In regards to future prospects, Dassault Systèmes, a french software company, has been developing “3-D digital twins” in multiple industries over the past 3 decades with great success and have recently taken their concept into medicine and healthcare. They believe that the foundations for the future have to be laid organ by organ to enable a complete digital twin. They have already developed the “living heart”, which they can complete in silico models on and also complete cardiac research. They believe this is step one if their digital map. They did this via creating software that can turn a 2-D Heart scan from a patient into a full digitised complete model of the human heart.
The model took 2 years to create the Living Heart and contains around 209,000 minute digital tetrahedrons, each having is own cardiac properties from electric pulses to muscular arrangements. The properties encapsulated within the model can be altered to display individual patient requirements via, conditions or devices and uses current EMR data to predict outcomes and so far completely imitate the behavior of a real anatomical heart. The chief strategy officer for Dassaults Simulia department, Steve Levine, believes a digitally constructed image of every persons EMR and body functions is possible stating that:
His project is driven by personal reasons regarding issues with his own daughters cardiac health, which inspired him to created his daughters data digitally and begin his inspiring branch into healthcare. That inspiration and personal decision to branch into healthcare and create not only a functioning digital replica of the heart but wishing to implement a whole organ by organ system and enable it to help patients globally can only be a positive towards the future of EMR digital twins and a commendable feat.
This, coupled with the fact the food and drug administration have recently signed a 5 year partnership shows that Dassault are edging ever closer to it becoming a reality.
There are numerous other companies striving for success in creating a digital twin with the capability of displaying your EMR. The Virtual Physiological Human (VPH), which is currently under production at the The Virtual Physiological Human Institute for Integrative Biomedical Research, in Belgium.

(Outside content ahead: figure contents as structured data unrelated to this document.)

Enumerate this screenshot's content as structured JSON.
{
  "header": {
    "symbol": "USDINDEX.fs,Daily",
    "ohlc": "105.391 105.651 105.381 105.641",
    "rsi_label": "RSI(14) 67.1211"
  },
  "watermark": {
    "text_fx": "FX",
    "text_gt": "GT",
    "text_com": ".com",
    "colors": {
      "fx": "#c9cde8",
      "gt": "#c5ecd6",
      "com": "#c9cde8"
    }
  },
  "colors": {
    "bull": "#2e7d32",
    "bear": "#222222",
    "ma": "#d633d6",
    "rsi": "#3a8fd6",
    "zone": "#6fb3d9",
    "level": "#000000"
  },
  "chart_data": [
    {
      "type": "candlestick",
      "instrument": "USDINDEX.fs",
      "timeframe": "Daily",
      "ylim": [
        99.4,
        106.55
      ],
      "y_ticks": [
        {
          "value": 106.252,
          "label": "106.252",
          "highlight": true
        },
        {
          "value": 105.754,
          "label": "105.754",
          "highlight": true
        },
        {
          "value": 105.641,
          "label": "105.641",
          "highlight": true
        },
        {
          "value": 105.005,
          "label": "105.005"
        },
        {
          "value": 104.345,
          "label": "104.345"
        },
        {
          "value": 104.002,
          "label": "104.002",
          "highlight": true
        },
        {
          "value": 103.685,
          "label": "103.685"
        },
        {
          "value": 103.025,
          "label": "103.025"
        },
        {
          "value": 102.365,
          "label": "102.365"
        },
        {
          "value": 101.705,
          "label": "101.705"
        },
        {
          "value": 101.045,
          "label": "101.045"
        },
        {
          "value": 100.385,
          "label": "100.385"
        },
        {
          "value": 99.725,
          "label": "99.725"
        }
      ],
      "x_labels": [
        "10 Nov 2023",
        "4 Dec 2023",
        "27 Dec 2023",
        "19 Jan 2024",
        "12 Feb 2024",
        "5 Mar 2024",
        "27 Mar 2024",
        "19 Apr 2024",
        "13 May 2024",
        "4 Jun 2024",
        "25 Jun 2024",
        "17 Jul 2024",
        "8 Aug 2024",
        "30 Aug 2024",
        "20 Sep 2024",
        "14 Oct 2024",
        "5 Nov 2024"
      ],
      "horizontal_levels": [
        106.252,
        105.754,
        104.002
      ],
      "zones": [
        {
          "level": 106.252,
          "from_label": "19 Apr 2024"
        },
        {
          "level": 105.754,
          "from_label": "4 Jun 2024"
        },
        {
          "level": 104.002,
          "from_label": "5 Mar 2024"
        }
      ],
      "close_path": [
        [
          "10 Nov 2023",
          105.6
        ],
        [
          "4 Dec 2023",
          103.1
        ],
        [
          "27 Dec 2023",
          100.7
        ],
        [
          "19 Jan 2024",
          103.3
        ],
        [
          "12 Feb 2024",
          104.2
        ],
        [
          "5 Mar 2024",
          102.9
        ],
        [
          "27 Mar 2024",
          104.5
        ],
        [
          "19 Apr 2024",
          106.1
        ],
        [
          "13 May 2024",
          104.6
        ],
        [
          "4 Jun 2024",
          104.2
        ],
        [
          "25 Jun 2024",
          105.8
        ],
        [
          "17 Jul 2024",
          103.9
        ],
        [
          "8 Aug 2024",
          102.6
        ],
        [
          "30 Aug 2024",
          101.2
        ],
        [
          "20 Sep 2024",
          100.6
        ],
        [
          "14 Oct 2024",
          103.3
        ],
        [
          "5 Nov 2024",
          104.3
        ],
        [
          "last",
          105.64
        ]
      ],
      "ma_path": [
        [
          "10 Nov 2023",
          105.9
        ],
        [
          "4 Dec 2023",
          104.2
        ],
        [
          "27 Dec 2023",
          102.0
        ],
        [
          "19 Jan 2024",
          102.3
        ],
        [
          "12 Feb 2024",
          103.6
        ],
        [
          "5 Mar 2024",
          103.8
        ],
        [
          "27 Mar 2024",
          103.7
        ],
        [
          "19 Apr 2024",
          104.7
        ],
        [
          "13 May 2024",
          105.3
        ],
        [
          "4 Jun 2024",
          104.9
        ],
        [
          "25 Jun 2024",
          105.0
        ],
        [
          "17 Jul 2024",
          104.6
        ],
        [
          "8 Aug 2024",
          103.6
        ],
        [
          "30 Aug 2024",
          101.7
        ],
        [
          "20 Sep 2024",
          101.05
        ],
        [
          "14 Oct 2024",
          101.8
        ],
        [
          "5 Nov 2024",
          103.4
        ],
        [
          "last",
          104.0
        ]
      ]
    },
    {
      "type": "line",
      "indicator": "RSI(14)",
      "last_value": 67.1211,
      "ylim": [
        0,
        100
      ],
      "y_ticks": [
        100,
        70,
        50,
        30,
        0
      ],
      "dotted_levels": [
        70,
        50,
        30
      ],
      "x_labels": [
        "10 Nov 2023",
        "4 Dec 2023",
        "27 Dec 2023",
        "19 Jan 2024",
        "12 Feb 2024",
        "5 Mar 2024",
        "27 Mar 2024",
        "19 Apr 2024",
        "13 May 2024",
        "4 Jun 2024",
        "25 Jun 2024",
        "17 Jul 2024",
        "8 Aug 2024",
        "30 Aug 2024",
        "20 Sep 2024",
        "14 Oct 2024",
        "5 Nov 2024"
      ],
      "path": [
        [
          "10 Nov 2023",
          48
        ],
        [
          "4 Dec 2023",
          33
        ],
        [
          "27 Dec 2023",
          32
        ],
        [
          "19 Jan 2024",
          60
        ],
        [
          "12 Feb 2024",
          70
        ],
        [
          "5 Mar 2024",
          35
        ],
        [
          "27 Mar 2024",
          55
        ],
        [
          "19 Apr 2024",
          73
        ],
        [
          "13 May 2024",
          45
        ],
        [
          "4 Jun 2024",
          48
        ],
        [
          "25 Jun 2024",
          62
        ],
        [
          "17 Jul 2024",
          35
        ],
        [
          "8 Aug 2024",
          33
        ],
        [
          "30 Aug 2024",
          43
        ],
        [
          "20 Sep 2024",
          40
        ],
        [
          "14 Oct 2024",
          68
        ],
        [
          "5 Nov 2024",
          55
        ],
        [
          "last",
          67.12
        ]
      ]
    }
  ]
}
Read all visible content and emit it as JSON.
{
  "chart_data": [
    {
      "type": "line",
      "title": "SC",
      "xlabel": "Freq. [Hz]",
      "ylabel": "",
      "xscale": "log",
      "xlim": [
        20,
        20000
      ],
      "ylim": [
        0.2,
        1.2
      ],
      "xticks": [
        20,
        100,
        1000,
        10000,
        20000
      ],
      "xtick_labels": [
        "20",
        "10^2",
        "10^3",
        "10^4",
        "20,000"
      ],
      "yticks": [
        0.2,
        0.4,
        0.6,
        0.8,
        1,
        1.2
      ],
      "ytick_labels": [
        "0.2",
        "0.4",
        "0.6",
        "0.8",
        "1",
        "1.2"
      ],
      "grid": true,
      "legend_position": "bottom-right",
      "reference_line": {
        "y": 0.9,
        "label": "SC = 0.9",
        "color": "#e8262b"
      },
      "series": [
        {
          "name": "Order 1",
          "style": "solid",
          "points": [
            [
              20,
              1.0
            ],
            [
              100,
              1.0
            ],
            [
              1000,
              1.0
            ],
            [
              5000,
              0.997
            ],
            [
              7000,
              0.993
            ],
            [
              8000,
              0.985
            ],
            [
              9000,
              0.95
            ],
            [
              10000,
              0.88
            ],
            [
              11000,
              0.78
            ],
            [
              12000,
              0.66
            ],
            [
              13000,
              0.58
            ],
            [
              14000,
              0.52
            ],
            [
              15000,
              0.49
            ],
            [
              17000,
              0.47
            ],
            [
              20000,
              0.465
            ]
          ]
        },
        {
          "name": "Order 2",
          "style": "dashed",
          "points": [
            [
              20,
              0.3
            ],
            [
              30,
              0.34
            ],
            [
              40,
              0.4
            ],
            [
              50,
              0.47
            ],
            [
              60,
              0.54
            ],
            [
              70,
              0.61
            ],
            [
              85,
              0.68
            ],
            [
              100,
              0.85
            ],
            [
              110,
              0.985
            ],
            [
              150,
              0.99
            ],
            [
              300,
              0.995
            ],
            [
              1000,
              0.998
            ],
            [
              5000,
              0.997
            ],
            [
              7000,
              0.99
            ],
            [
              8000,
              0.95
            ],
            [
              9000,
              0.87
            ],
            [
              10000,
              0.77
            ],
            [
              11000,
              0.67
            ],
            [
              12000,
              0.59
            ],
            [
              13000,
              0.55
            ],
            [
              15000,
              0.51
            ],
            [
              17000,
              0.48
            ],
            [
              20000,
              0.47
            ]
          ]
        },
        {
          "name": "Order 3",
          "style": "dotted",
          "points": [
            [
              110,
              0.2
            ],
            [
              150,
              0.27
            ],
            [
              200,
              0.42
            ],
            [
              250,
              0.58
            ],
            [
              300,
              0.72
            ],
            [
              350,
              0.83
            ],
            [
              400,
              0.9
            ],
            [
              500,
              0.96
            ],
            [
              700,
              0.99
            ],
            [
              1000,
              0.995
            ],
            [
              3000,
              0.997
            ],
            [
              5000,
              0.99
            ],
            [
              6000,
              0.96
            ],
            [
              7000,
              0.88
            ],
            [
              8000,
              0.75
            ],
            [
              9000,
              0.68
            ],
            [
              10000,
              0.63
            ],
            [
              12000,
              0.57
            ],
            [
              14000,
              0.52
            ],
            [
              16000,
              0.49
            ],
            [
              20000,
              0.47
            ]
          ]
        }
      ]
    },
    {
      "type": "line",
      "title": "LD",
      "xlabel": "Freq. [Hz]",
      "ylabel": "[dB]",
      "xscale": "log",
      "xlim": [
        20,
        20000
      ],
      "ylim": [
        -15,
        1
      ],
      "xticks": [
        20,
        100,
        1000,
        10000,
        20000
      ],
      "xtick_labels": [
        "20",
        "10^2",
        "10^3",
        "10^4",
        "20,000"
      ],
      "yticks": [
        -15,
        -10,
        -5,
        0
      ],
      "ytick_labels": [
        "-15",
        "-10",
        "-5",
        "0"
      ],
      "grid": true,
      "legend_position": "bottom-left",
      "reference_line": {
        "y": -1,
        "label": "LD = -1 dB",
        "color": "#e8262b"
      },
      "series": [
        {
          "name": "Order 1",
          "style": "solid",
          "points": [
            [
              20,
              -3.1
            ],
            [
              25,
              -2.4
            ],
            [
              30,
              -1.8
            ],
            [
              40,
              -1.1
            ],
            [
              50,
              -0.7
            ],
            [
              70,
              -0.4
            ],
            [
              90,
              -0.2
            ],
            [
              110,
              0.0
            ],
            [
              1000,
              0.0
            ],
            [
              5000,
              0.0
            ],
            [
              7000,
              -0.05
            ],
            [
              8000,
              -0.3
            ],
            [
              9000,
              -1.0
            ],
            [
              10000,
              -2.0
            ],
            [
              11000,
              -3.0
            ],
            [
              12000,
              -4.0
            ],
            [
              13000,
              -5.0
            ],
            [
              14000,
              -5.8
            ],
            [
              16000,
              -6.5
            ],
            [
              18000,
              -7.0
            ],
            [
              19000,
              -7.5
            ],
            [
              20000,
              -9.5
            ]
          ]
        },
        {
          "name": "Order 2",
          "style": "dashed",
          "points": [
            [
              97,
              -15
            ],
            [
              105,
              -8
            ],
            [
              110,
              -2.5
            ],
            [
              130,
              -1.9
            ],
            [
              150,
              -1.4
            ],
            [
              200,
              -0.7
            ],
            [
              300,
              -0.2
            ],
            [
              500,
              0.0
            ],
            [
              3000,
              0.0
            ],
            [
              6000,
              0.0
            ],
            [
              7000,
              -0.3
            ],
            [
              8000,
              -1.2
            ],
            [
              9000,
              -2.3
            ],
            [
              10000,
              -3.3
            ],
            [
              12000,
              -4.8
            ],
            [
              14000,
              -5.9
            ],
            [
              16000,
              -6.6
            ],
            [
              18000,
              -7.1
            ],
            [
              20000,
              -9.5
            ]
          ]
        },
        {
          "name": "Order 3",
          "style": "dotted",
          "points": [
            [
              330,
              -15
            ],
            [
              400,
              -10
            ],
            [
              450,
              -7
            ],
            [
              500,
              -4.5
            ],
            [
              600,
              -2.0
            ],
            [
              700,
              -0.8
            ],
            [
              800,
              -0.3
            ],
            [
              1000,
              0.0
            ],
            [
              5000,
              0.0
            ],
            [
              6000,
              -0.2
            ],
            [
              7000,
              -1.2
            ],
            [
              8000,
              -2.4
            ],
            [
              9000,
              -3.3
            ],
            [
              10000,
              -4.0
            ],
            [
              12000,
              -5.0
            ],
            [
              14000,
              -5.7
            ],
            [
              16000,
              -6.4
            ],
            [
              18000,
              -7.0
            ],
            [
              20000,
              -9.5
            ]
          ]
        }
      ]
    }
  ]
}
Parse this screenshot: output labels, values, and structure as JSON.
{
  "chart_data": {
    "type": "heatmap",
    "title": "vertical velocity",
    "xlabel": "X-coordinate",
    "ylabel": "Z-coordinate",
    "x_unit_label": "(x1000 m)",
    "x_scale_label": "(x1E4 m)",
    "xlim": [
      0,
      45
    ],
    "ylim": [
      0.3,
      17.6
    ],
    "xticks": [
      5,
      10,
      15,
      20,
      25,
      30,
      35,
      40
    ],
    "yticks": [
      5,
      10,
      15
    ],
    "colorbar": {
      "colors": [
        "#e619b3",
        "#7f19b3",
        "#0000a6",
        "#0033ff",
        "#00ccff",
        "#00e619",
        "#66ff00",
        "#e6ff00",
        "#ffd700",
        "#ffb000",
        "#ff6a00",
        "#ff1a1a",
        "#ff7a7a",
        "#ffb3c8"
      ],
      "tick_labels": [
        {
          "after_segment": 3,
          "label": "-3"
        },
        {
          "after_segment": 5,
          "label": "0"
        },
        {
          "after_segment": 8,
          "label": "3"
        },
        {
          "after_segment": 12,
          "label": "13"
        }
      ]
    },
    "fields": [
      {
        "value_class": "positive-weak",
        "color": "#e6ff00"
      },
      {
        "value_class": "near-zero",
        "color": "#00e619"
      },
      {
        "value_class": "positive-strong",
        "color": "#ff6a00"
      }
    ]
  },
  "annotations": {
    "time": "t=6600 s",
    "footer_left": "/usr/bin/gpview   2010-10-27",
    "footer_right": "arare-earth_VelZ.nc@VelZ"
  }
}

Using individualised physiology based computer simulations and in future patients EMR They aim to create in-silico models of human health and disease, with its main target being a digital patient for doctors to see their medical records.
There are of course current limitations amongst development, such as incomplete data sets, access to human tissues to enable complete modelling and data protection issues. But with the process still in the early stages, these issues can be overcome with the right cooperation amongst data providers, cyber security and data protection increases and sharing of big data, All of which are easily feasible would enable progression. With many other big name companies currently researching digital twins, such as IBM, Microsoft, oracle, and numerous others, amongst them also are Academic centres such as Imperial college in London and MIT in the United states, all of which are continuously pushing the boundaries of digital science via many mechanisms such as deep learning, AI and importantly Cloud computing, amongst many others. Which will eventually enable a fully fledged EMR digital twin becoming a possibility in the near future.